A religião tradicional africana, de forma geral, não trata de uma escatologia onde os estudiosos costumam trazer conceitos, muitas vezes eurocêntricos, destituindo a dinâmica da cosmovisão empregada pelos próprios vivenciadores. O contrário seria se inserir na vivência afro-religiosa permitindo, assim, uma experiência viva, codificada internamente, capaz de transcender as expectativas do estudo meramente bibliográfico. É a visão “desde dentro para fora”.

A escatologia  yorùbá é sempre de cunho individual, ou seja, para onde vamos ao morrermos. Essa escatologia é de cunho dialético, já que é fundamentada sobre raciocínios sobre a filosofia e a teologia.

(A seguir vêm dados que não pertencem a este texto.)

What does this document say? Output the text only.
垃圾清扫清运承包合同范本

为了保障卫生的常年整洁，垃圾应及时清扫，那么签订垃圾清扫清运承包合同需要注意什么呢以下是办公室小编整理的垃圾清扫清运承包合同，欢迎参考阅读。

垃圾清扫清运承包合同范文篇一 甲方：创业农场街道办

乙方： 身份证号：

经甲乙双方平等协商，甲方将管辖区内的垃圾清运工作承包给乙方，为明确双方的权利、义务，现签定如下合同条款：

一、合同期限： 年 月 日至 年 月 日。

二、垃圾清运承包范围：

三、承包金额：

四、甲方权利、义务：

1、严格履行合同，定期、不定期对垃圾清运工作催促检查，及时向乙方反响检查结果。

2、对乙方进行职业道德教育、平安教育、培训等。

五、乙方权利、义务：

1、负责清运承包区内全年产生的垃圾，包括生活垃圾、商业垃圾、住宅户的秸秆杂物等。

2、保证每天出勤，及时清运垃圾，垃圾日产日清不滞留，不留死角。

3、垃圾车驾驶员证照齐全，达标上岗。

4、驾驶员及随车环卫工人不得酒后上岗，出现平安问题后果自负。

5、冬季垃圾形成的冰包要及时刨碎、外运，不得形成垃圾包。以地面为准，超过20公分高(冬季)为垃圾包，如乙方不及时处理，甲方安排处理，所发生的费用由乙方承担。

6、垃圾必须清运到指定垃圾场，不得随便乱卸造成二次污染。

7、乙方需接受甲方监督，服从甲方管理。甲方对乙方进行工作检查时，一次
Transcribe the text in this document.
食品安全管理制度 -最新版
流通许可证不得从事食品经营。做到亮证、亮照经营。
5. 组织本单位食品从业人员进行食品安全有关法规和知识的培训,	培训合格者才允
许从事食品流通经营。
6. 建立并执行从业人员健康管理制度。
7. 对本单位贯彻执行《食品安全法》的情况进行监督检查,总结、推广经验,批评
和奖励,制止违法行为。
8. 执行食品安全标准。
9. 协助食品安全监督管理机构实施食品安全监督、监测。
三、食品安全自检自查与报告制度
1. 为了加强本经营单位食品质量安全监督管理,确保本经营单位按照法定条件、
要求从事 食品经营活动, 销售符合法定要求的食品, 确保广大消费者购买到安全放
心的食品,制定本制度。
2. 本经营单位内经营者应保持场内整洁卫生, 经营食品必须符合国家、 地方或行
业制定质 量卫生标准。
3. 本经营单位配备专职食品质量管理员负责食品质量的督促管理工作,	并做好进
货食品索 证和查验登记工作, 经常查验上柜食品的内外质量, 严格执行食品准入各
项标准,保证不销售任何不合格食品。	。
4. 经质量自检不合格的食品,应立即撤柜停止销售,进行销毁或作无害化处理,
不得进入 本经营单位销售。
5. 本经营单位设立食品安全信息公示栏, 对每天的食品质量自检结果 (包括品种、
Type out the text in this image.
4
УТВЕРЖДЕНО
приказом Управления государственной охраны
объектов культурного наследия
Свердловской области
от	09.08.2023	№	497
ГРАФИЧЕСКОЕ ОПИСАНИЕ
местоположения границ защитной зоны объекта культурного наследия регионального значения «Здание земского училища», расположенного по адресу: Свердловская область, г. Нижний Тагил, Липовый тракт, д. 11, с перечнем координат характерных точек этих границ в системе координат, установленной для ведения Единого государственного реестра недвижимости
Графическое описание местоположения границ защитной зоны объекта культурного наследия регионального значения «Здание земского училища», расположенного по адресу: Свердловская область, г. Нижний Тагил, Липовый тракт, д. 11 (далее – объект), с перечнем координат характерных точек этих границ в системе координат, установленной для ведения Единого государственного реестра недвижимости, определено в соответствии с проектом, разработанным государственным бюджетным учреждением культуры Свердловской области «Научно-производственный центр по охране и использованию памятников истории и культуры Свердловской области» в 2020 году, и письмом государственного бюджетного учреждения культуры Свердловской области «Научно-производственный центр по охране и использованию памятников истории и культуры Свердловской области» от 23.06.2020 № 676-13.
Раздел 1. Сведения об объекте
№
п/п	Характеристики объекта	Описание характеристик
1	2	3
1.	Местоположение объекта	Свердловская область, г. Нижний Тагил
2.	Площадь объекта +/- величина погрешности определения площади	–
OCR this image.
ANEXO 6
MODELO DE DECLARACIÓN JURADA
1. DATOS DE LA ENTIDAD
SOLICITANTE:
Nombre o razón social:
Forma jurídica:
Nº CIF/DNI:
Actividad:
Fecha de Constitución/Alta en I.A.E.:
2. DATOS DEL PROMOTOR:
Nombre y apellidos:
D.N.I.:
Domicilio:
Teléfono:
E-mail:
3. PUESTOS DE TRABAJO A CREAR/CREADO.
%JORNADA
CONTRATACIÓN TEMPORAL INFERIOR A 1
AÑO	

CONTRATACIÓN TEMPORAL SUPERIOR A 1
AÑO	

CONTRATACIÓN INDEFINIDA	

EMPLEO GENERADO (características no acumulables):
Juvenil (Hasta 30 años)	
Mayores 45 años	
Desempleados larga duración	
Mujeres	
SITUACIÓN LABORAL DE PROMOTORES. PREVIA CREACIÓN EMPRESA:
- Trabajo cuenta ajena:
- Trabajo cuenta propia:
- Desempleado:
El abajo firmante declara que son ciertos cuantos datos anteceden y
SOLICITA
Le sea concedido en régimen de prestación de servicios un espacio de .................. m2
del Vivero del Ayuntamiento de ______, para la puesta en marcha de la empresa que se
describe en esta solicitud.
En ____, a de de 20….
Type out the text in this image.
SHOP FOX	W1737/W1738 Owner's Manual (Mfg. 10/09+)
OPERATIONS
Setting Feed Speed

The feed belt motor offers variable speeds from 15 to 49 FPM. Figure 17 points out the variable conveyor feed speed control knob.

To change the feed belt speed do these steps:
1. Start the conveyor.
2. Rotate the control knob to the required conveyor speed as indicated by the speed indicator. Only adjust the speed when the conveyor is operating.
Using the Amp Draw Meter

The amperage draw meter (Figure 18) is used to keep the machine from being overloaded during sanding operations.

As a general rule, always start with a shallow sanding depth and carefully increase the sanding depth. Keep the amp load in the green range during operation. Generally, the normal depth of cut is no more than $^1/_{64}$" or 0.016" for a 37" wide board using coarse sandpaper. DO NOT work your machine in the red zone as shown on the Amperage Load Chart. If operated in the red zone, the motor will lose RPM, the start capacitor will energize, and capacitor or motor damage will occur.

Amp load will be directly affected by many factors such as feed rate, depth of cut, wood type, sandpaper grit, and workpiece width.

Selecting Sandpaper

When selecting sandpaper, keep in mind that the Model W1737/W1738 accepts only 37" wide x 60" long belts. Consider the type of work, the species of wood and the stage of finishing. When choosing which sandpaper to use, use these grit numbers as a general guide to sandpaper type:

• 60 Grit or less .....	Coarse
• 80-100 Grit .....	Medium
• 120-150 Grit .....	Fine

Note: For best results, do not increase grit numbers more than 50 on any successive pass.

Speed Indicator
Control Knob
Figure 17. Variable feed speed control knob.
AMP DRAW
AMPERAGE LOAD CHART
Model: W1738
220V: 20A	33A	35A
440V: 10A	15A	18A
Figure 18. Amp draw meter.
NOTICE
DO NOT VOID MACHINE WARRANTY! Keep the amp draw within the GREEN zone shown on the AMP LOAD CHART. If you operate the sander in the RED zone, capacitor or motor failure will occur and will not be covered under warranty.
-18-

Para os yorùbá a existência transcorre simultaneamente em dois planos: no Ayé e no Ọ̀run. O Ayé é a Terra, o mundo material, imanente, onde vivem os  araAyé, os seres naturais.  Ọ̀run é o espaço mítico sobrenatural, imaterial,  transcendente, onde vivem os ara-Ọ̀run, os seres sobrenaturais.

Quanto ao Ọ̀run, Juana dos Santos é insistente:
[…] o espaço ọ̀ run compreende simultaneamente todo o do àiyé, terra e céu inclusos, e conseqüentemente todas as entidades sobrenaturais, quer elas sejam associadas ao ar, à terra ou às águas, e que todas são invocadas e surgem da terra. É assim que os ara-ọ̀ run são também chamados irúnmalẹ̀ [...]

É no  Ọ̀run que se encontra Olódùmarè (ou  Eledùmarè, Edùmarè,  Ọlọ́run, Ọba-Ọ̀run), o Ser Supremo dos  yorùbá e detentor dos poderes que possibilitam e regulam toda a existência, tanto no Ọ̀run como no Ayé. É de Olódùmarè que vem o àṣẹ, a força imaterial divina, poder de criação e transformação de todas as coisas.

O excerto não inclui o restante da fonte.